Author: John Nash
Date of Trip: March 2014
My wife and I spent 3 nights at the Aliwal Dive Center (ADC) in Umkomaas, South Africa (outside Durban) in late March 2014, diving 2 days. The rooms at the ADC are “cozy” (I estimate 170- 180m square feet main living area, plus the bathroom and a balcony), but very clean and comfortable. Very nice king bed in excellent condition, a small fridge (stocked with reasonably priced drinks and snacks), a small armoire with a safe and 4 drawers, a water heater with instant coffee and tea, and 2 bedside tables. They also included a couple of converter receptacles, where you can plug in European style round prong plugs. We have a lot of electronics, so I carry with me a 3-plug extension cord, which comes in handy. Breakfast is included, and is nothing fancy, but plentiful, cooked to order, and delicious. My personal faves were the “toasties” – sandwiches made with toasted whole wheat bread and your (limited) choice of fillings, served with nicely done chips (French fries) – yum! If you go on a very early dive, best strategy is probably to eat something very light before the dive(s), then chow down when you get back. When I saw the proximity of the hotel to the train track, I figured I wasn’t going to get much sleep, but that turned out not to be a problem. People getting up for early dives means you will get waked up early, but once they are gone, you can go back t sleep if you want. But one thing I would recommend to the hotel is to get better curtains. The ones we had hardly blocked the light at all.
About the diving — We are a bit spoiled by doing most of our diving in the Caribbean, where seas are usually pretty calm and the water clear. (Over the last 30 years, we have done quite a number of dives in many other places, but by far the majority have been in the Caribbean.) Before going to Aliwal Shoal, we had spent the week in Durban (mainly business trip), where we had done a couple of dives with Calypso Dive Center (loved them, BTW). After our first day diving off Durban I didn’t think we would be doing a second day. The ride to and from the dive site in an inflatable boat (RIB, like the Navy uses for amphibious assaults), launched through the surf, was so rough that at one point Sarah was retching. And the visibility was so poor (I would rate it the third worst I’ve ever seen, after one off Mombasa and one off Oman) that I lost sight of both the divemaster and my buddy (wife!), and ended up finishing the dive with a different group – not cool. So when Sarah started getting seasick on the way back from the dive, I pretty much wrote off the second day. But game diver that she is, she said that “she didn’t come 5,000 miles to not dive”. So we went out a second day, and boy, was that the right call! Viz was great – not as good as it often is in the Caribbean, but very good for this part of the world — and we got some really nice shots. Plus the ride was much calmer. Perseverance does pay off!

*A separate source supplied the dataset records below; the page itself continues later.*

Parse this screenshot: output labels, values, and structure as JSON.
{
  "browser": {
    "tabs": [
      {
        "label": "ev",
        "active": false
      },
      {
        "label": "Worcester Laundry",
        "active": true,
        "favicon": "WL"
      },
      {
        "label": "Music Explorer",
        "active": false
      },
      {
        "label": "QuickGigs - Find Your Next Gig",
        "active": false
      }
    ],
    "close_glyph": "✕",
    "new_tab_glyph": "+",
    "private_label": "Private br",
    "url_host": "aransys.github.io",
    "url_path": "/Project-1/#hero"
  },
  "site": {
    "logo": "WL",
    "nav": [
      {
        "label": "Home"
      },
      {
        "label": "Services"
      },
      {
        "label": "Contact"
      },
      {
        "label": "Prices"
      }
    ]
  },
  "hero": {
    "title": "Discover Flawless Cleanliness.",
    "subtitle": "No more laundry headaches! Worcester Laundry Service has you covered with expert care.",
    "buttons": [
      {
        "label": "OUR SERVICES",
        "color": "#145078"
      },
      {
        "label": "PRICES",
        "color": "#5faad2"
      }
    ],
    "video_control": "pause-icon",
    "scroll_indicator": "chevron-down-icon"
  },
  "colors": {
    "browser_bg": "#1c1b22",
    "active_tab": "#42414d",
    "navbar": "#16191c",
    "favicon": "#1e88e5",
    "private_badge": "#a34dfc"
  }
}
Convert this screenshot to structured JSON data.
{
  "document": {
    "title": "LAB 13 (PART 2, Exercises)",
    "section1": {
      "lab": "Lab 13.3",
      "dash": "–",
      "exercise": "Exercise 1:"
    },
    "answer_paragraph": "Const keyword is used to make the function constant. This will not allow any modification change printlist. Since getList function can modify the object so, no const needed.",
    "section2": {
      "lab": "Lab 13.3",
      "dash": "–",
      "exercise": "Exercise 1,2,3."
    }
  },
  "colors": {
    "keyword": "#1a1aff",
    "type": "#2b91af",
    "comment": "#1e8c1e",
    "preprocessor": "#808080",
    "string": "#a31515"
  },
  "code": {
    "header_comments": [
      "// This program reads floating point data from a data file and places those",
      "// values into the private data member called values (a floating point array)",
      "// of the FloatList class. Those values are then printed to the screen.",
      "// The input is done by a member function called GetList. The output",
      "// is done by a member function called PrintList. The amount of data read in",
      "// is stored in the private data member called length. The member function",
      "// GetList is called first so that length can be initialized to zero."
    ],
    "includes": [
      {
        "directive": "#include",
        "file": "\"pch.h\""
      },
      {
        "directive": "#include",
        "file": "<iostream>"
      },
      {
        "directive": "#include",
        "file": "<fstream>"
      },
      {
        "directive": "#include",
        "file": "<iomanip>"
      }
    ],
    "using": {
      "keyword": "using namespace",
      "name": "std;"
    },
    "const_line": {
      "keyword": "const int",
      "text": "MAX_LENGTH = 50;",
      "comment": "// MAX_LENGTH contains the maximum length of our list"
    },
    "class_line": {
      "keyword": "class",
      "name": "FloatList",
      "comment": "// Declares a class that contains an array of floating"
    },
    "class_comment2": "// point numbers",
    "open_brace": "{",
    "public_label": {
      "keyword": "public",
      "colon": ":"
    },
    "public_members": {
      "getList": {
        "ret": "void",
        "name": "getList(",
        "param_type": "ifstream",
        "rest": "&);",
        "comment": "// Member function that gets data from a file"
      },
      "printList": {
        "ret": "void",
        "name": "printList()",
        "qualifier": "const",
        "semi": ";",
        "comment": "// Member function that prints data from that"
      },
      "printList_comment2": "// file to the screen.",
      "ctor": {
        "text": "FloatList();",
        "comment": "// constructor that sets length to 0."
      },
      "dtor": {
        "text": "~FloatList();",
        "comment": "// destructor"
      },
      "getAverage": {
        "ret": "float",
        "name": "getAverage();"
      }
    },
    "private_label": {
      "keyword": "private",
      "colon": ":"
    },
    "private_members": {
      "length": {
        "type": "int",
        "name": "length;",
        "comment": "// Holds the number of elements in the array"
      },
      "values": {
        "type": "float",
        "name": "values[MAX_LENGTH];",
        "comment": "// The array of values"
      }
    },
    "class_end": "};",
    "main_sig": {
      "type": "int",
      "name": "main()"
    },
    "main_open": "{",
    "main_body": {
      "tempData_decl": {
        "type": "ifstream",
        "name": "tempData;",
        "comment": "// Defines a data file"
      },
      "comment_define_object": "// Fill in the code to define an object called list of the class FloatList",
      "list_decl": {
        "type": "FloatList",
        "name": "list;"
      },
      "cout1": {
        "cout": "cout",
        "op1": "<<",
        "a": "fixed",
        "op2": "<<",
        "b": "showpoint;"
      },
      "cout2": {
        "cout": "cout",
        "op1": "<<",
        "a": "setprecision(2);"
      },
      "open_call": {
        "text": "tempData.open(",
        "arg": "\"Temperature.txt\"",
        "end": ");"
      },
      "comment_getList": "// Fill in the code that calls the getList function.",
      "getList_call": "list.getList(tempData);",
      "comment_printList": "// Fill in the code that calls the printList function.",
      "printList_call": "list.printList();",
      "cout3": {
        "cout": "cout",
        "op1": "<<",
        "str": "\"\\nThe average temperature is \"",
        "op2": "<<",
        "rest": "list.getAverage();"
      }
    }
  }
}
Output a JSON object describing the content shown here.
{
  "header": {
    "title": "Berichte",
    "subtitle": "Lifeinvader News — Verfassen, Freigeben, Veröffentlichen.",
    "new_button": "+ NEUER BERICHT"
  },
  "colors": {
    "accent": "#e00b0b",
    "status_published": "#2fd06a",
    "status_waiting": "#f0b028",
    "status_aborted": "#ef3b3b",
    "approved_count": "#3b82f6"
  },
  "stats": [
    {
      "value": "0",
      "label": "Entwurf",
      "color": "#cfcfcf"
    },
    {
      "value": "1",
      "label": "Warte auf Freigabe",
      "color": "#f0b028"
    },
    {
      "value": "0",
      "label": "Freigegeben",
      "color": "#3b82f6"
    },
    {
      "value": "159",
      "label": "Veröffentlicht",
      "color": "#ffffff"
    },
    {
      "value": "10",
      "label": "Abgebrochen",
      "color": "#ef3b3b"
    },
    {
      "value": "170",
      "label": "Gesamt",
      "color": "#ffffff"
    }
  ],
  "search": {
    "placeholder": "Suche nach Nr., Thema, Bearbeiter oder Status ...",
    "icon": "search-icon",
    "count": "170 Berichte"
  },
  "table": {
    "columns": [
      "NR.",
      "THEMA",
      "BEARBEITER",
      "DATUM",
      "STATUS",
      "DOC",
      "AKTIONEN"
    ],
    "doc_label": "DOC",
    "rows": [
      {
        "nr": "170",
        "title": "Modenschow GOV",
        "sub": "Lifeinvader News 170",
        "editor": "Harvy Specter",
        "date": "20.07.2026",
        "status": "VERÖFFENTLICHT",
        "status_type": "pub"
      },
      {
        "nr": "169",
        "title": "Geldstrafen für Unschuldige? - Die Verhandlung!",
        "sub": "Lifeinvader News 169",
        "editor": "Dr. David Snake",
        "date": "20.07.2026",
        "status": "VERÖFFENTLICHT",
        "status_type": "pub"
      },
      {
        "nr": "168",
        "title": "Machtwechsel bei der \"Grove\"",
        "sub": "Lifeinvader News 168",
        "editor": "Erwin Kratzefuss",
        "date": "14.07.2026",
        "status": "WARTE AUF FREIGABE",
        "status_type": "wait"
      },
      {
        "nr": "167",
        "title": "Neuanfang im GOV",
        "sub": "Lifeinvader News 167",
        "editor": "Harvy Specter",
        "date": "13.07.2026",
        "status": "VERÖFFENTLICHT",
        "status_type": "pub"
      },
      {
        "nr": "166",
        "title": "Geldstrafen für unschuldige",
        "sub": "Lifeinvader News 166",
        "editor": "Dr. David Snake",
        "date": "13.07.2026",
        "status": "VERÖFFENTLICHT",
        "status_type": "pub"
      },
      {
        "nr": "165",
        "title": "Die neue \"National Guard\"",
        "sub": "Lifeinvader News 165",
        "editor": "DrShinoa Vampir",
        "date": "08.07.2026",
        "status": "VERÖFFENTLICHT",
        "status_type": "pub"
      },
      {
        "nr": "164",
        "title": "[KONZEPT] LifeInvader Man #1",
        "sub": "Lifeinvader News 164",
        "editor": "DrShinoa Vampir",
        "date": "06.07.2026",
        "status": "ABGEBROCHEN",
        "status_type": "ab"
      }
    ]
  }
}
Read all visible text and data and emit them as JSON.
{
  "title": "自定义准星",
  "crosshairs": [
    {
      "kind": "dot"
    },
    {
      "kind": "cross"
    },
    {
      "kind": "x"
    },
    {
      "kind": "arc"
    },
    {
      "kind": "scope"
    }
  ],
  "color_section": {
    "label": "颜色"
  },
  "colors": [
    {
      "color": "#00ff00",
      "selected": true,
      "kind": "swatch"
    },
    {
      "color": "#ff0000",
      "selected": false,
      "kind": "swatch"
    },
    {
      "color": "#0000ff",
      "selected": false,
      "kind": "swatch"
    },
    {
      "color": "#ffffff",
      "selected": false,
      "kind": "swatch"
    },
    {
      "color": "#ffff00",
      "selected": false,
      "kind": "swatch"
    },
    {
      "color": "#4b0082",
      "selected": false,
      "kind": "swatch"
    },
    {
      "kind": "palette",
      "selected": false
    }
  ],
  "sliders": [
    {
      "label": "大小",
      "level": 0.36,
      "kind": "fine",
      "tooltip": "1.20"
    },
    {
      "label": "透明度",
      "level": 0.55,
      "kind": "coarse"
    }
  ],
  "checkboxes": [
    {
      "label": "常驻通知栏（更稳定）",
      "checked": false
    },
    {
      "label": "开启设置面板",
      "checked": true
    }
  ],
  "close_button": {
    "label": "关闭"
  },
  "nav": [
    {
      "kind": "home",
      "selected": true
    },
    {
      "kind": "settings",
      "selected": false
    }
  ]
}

In Umkomaas, at the ADC, it’s all about the diving. As far as I can tell, everyone staying here is a diver. Dives start at 6:00 in the morning and run pretty much all day until mid- afternoon, or until weather conditions shut them down. All the folks running the place as well as the boat drivers and divemasters are first rate – very friendly, helpful and informative. Divemasters were safety conscious, but not ‘hovering”.
First dive on Aliwal Shoal did not disappoint. Ride out to the dive site was an adventure – I felt like a rodeo cowboy riding a bull, feet in the stirrups of the boat, holding on for dear life. (Not really dangerous, but some people did get a bit seasick.) On the dive, no sharks unfortunately (sharks are one thing for which Aliwal Shoal is famous), but something better (and less scary!) — dolphins. Saw a pod underwater — great thrill to have Flipper wave at me — then when we were back in the boat they put on a little show complete with a jump! And the show didn’t stop when we were heading to the surface; a remora (aka “sharksucker”) followed us up, seeing if he could attach himself and hitch a ride. Sadly, no pix, since Sarah and I were both deterred by the reports of low viz, which turned out to be true in shallow water, but not deep. And another first — saw an Emperor Angel! Second dive was sort of cancelled (captain said he “would prefer not to dive for safety reasons”, and we were definitely NOT going to argue!), so no pix from that first day.
Next day did 2 fabulous dives and saw some amazing stuff. We saw a really cool ray hovering at a cleaning station getting cleaned by these iridescent purple cleaner wrasses and a HUGE (I’d guess 300 lb) grouper, which they call Potato Bass here. Sorry to say that we didn’t get good pix of the big stuff, since there was just too much crud in the water, so when you got far enough away to get the fish in the viewfinder, the picture had a lot of backscatter and was too dark. But got some pretty good shots of small stuff. Here’s a sample – Emperor Angel, a group of Goldies, a Moorish Idol (with One-spot Butterfly in background), and a pair of Longnose Butterflies swimming inverted under a ledge.
All in all, a great trip, with many fantastic memories and pictures. But I’ll have to wait til the next trip to get Flipper!